We are trying to decide placement of the panels. 16 of the panels can face south on a pitched roof. 2 will face west on a pitched roof. Those will all be hidden from the street. The last three are being proposed for a front south facing elevation. We’re not the keenest on that because our house is 101 years old and we want to keep that look. The other location is a northern, flat, roof. The would take additional supports, and cost, but most importantly would result in 65w less generation per panel. I have no idea how that math would add up, but 195w per day? month? seems like it would equal a lot over 25 years. Conduit and it’s look is also important to us. The installer even mentioned it’s so important to them that if we don’t like how the conduit needs to be run, that’s grounds for terminating the agreement.
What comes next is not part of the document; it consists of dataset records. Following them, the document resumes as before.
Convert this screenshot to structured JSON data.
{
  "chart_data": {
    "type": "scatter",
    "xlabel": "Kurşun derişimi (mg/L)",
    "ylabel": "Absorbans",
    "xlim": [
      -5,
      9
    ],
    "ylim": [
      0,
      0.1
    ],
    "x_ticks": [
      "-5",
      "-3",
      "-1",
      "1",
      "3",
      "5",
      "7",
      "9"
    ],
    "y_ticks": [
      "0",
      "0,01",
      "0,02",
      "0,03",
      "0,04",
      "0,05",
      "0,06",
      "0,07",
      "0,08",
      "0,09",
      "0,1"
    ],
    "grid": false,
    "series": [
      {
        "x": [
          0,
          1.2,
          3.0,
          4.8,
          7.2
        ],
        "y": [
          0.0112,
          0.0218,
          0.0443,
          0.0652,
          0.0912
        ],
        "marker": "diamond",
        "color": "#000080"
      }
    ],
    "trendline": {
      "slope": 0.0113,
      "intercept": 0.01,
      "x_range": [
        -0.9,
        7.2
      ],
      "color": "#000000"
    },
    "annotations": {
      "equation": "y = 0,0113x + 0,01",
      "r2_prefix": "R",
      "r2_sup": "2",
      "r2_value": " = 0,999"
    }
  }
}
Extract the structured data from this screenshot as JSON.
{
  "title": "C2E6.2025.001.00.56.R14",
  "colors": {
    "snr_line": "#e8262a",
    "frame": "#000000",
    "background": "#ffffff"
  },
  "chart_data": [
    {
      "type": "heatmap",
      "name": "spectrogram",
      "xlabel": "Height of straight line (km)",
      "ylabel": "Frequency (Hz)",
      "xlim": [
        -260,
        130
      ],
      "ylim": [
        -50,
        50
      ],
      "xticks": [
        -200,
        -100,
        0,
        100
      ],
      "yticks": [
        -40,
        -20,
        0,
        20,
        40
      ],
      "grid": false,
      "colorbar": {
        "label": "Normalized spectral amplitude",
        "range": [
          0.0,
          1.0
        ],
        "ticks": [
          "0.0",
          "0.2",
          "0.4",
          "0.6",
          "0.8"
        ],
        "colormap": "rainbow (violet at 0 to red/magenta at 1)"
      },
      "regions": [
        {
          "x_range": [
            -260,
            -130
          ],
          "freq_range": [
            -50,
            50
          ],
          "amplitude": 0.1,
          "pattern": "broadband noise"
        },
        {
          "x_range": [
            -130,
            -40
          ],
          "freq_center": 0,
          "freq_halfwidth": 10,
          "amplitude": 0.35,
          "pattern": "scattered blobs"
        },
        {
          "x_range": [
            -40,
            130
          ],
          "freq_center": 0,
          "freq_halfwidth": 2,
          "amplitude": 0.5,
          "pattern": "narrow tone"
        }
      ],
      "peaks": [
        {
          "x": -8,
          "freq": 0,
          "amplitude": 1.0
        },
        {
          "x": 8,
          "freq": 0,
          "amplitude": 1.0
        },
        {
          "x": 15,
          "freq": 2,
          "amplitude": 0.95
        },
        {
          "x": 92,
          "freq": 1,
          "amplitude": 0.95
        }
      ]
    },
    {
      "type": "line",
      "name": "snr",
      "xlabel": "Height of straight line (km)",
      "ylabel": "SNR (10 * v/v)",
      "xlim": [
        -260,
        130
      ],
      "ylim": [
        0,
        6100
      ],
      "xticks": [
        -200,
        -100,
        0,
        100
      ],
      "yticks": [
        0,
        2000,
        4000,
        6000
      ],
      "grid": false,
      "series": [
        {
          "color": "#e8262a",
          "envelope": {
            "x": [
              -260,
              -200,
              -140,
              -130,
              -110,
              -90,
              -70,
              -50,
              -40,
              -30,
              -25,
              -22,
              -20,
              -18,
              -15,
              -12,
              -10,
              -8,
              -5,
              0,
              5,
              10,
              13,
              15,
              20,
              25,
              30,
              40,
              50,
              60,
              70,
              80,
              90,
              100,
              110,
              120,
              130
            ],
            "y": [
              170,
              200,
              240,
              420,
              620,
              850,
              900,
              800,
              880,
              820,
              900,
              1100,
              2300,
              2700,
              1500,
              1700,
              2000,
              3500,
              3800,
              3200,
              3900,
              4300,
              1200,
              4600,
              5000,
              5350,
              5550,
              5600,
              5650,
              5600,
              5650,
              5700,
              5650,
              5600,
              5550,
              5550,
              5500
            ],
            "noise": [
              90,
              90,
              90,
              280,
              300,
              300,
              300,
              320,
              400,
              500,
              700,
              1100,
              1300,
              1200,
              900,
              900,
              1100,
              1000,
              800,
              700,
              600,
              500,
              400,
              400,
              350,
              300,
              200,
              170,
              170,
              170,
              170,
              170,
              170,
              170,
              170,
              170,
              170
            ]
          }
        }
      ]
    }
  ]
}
A new issue is I have dedicated circuit monitoring setup, so I’d need to ditch that for solar and will also need to run my solar CTs somewhere.

Thanks again all, this is just the beginning to a new process for me.

I also sized my system based on the last 5 years of usage. It was around the time when I changed most bulbs to LED. Just after I installed the system, I had the replace the AC the following year. The new AC was 25% more efficient. My recommendation is to make sure you’ve save all you can before sizing your system. Also with the acceleration of EV cars, you may want to make sure your inverter can handle future upgrades. I believe I can add an additional 4 panels.

Thanks for the feedback. Did you not want to size your system based on current usage so you would have extra capacity? It seems like with the LEDs and new AC, you could’ve saved significant dollars by scaling down your system size. Our proposed system uses micro inverters, so inverter size for an EV isn’t an issue, I don’t believe. Our salesman has had a Model 3 for three years and said 4,000kWh (or was it just Kw?) gets him about 10,000 miles a year. At 450w per panel on our primers panel location, he said that same 4,000kWh would be 8-10 additional panels. Obviously we’re not adding those right now.

No, you got it right the first time… It’s kWh…

As an analogy, think of kW as similar to a speedometer… and think of kWh as similar to an odometer…

kW is energy produced at a point in time… kWh is stored/consumed energy… The “W” is capitalized because it is the formal last name of a person (James Watt).